Turning to more cycling-focused things for Fall.

Advertising in the Modern Age

Mar 24 2008

A recent pondering on Twitter where I stated “Did our vision of the future ever involve so much advertising? Aside from Blade Runner, The Fifth Element, not much sci-fi reflects it.” lead to various replies disputing this fact citing such films as Minority Report (popular response), 2001, 1984 and Brazil. These films are all relatively iconic films in giving us a vision of the near future.

Yet, films like Star Wars and the Star Trek universe don’t hold much stock in it, if at all. With the case of Star Trek, the utopian ideal for the search of knowledge rather than commercial pursuits drive humanity whereas in Star Wars, they’re either in really remote locales (see: Hoth, Tatooine) where advertising doesn’t make much sense or everyone’s just privately funded and a bunch of billboards on the Death Star would just look tacky and non-menacing. In Star Wars, drinks don’t even come in beer cans — at Mos Eisley, you got a vessel of some kind.

The future, if we base it on any of the films above is coming a lot slower than we might imagine. However, the advertising is forging full steam ahead. Craig Berman replied to my Tweet with this: “Don’t forget Minority Report — tons of ads! Very much an accurate depiction of the near-near-future…”

As far as we can remember, the production of content has had to be underwritten, subsidized or funded by advertising. Pure publishing is a rare thing these days, left to independents held to a mission that’s not motivated by personal gains but for the good of the community at large.

Where does that leave us in the future? Where does humanity proceed post-capitalism, if we can at all?

‘Cause damnit if I’m going to be living in a Baskin Robbins 31-units-mega-condo-plex some day with a logo like that emblazoned on the building.

Notes (5)


Posted in

Business, Film, Pop Culture, Products


5 Notes

Mar 24 2008
12:43pm

Peter Baker

Don’t forget Idiocracy, probably the most likely vision of our advertising future.

“Carl’s Jr. Fuck you, I’m eating.”


Mar 24 2008
01:08pm

Shane

I think Back to the Future also has some advertising in it as well…

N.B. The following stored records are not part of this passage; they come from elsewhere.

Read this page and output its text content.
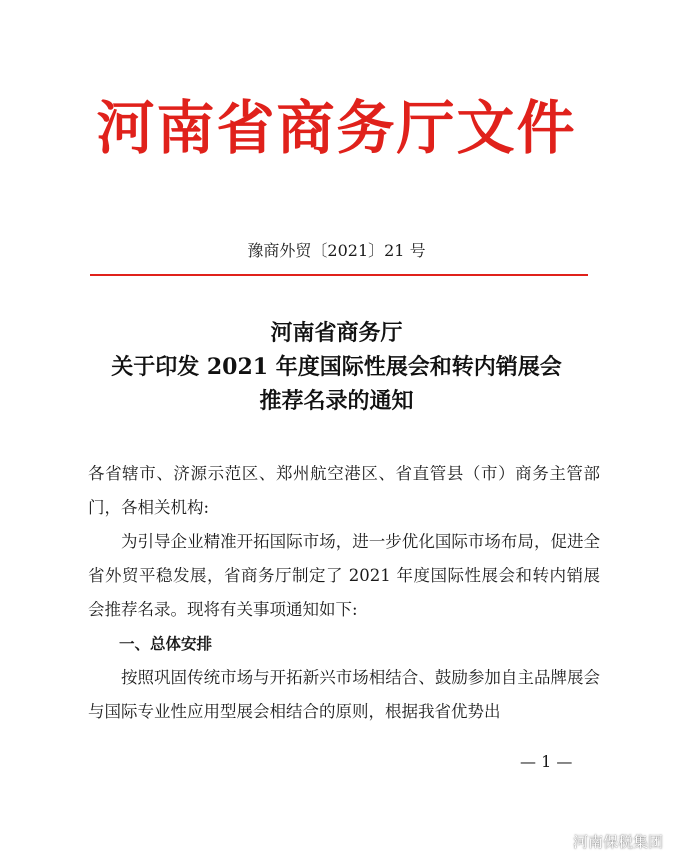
河南省商务厅文件
豫商外贸〔2021〕21 号
河南省商务厅
关于印发 2021 年度国际性展会和转内销展会
推荐名录的通知

各省辖市、济源示范区、郑州航空港区、省直管县（市）商务主管部门，各相关机构:

为引导企业精准开拓国际市场，进一步优化国际市场布局，促进全省外贸平稳发展，省商务厅制定了 2021 年度国际性展会和转内销展会推荐名录。现将有关事项通知如下:

一、总体安排

按照巩固传统市场与开拓新兴市场相结合、鼓励参加自主品牌展会与国际专业性应用型展会相结合的原则，根据我省优势出

— 1 —
河南保税集团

My only thoughts on Star Wars is that, that movie isn’t about the future, nor is it about earthlings. It’s about a Galaxy far far away. So I suppose in that galaxy they don’t advertise?


Mar 24 2008
03:41pm

Sean

I was reminded of the narrator’s prediction in Fight Club:

“When deep space exploration ramps up, it will be corporations that name everything. The IBM Stellar Sphere. The Philip Morris Galaxy. Planet Starbucks.”


Mar 25 2008
09:48am

Craig

Advertising is about to become a lot more public, way more pervasive, scarily intelligent, and (luckily) more interactive in the near-near future. Not to expose too much about the project I’m working on at work, but it’s very much in this realm. When people stop watching commercials at home, they’ll hit the streets…


Mar 25 2008
11:07am

Naz Hamid

Peter – I’ve yet to see Idiocracy, but will likely seek it out soon enough.

Shane – I wonder about SW and whether it’s just a parallel version of the present. Obviously, some of the culture is still very primitive vs. the technology present.

Sean – true enough. With corporations bankrolling all kinds of public and private buildings and naming them as such, advertising is alive and well.